If you no longer consent to sexual activity then you need to let the other person KNOW that.  Devin CANNOT read Ashley’s fucking mind.  And don’t give me this “if she goes still” it’s rape bullshit.

legs

Ever hear of the mannequin?

http://www.steadyhealth.com/I_flex_my_legs_when_I_masturbate__t133309.html

http://www.lpsg.com/109876-who-else-has-to-tense.html

http://www.answerbag.com/q_view/80936

http://dartmouthsexperts.blogspot.ca/2008/03/i-can-only-have-orgasm-with-my-legs_06.html

http://answers.yahoo.com/question/index?qid=20121027223802AAFHqTx

http://www.cosmopolitan.co.uk/community/forums/thread/1519683

http://www.healthboards.com/boards/sexual-health-women/272498-can-only-orgasm-my-legs-closed-tight.html

Lots of women stiffen with pleasure.  If you’re stiffening because you are no longer down with sex, then SAY so.

Fail.

100% fail.

6. Alexis and Riley are studying together in Riley’s room. During a break in their studying, they rub each other’s shoulders. Alexis then introduces some intimate touching. Riley moves closer and says “Okay, but I don’t want to go too far – we still have a lot of work to do.” Alexis continues to touch Riley in an intimate way. Riley willingly agrees to some contact, but mostly sets boundaries. Alexis jokes that they deserve to have sex as a reward for their hard work studying; Riley laughs. After their studying is done, Alexis suggests again that they should have sex. Riley responds they should probably get some sleep but continues to touch Alexis. After a few more minutes, Alexis asks once more. Riley pauses, then says okay and pulls Alexis closer. They have sex.

 

This is consensual sex. Despite initial hesitation, the ultimate agreement to have sex was voluntary and unambiguous. There is no violation of the sexual misconduct policy. The UWC would likely counsel Alexis about the inappropriateness of sexual pressure, and recommend SHARE’s sensitivity training program.

Aaaand BOOM!

“No” means “Yes”.  Again.  And this time the price is just a little sensitivity training.

Really, Yale, what exactly are you trying to teach?

Personally, I think no means yes a whole lot of time, but this seems rather….inconsistent, shall we say with the whole No Means No argument.

I think you’re gonna have to pick one, or just throw your hands up and let individual women take responsibility for their own sexual choices.

Oh, wait.

How can you punish men if women are actually responsible for their own choices?

Such a conundrum.

7. Morgan and Kai are friends who begin dancing and kissing at a party. They are both drunk, although not to the point of incapacitation. Together they decide to go to Kai’s room.

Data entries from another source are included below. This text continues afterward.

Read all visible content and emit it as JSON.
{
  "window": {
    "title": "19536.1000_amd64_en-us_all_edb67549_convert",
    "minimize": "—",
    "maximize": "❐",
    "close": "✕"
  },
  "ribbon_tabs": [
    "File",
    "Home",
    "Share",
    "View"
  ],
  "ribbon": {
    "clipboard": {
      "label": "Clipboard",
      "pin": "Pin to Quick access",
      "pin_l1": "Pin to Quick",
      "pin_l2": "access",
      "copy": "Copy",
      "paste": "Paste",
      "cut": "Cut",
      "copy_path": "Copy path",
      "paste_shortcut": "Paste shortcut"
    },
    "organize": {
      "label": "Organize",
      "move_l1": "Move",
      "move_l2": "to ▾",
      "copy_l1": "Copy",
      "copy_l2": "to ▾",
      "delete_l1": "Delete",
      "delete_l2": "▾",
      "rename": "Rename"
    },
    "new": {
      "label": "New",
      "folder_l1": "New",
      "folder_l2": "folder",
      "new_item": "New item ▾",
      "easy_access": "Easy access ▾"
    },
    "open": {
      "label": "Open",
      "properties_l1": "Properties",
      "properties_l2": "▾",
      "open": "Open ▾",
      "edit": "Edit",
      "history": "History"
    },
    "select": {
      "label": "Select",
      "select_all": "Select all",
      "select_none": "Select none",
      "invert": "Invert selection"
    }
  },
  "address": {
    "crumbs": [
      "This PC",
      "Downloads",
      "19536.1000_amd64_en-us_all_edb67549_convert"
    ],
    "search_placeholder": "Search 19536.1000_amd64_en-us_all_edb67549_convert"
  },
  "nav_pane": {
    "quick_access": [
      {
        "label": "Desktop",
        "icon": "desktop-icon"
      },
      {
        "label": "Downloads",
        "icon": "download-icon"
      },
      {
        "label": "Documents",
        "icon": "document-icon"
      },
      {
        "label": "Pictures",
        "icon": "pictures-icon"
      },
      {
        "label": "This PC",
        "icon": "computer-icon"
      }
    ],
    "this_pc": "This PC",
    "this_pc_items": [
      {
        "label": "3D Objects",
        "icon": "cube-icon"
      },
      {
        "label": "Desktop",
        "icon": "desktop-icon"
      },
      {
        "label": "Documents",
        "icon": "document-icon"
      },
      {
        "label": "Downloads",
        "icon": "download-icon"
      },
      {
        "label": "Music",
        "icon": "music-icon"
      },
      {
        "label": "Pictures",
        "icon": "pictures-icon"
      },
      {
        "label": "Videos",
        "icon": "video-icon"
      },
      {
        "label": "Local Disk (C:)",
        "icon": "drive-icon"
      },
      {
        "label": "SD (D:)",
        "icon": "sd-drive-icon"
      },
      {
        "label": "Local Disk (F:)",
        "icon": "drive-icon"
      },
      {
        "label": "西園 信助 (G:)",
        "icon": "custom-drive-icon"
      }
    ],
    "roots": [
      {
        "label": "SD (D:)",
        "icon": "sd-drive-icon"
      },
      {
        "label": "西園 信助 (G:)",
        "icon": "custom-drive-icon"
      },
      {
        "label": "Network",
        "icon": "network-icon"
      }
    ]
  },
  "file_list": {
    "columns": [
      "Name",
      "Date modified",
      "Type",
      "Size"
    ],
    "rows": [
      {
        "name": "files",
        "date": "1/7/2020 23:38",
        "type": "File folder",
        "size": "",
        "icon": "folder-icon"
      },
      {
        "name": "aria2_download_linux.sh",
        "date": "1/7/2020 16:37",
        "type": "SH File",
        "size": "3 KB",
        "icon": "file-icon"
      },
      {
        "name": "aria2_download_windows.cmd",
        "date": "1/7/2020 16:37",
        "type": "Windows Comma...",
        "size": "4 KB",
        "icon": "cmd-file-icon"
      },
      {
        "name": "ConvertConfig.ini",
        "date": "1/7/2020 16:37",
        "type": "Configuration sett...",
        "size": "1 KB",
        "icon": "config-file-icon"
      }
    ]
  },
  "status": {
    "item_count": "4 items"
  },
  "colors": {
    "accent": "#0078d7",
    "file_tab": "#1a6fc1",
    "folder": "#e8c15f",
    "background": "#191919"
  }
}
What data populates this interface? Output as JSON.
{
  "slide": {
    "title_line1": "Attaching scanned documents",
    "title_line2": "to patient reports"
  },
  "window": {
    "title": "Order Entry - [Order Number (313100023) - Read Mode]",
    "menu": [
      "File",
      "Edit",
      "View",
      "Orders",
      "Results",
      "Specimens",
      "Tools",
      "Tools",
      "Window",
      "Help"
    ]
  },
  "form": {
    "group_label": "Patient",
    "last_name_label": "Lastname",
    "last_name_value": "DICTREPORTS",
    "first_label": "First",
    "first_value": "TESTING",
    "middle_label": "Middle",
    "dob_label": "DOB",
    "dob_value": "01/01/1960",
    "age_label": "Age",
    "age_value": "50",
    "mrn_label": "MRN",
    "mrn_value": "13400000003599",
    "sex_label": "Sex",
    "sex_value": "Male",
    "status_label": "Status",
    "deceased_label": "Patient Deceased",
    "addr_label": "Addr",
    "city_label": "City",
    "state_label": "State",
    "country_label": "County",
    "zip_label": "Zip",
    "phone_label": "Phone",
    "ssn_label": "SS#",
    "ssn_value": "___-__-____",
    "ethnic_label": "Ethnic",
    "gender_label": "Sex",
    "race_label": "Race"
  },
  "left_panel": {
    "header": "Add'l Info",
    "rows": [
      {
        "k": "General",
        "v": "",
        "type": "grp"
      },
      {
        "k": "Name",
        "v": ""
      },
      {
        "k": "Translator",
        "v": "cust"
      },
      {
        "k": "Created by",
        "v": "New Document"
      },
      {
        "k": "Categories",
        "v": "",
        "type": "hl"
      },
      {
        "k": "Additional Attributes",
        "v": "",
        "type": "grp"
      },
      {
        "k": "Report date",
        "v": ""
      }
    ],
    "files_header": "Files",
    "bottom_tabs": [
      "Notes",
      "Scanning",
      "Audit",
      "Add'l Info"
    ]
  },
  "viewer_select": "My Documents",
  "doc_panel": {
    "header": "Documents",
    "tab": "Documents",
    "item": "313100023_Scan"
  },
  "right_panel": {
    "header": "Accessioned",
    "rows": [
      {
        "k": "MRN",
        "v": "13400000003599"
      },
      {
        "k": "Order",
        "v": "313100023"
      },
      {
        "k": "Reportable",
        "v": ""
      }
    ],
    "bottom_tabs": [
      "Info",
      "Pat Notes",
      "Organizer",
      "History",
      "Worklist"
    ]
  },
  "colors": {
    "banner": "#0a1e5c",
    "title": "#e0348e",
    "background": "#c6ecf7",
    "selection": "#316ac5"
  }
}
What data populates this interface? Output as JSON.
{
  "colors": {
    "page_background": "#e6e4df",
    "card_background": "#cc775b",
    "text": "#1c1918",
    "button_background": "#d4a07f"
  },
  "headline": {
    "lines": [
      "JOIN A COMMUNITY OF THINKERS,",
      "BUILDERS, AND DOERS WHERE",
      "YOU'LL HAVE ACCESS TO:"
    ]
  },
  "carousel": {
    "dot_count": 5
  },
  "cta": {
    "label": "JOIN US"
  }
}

They undress each other and begin touching each other. Morgan moves as if to engage in oral sex and looks up at Kai questioningly. Kai nods in agreement and Morgan proceeds. Subsequently, without pausing to check for further agreement, Kai begins to perform oral sex on Morgan. Morgan lies still for a few minutes, then moves away, saying it is late and they should sleep.

There was initial agreement, but the bounds of that agreement were not clear. Kai may have thought that Morgan had consented to reciprocal oral sex, but took no steps to obtain unambiguous agreement. The UWC penalty would likely be a reprimand.

Seriously?  This makes approximately zero sense, no matter how you spin it.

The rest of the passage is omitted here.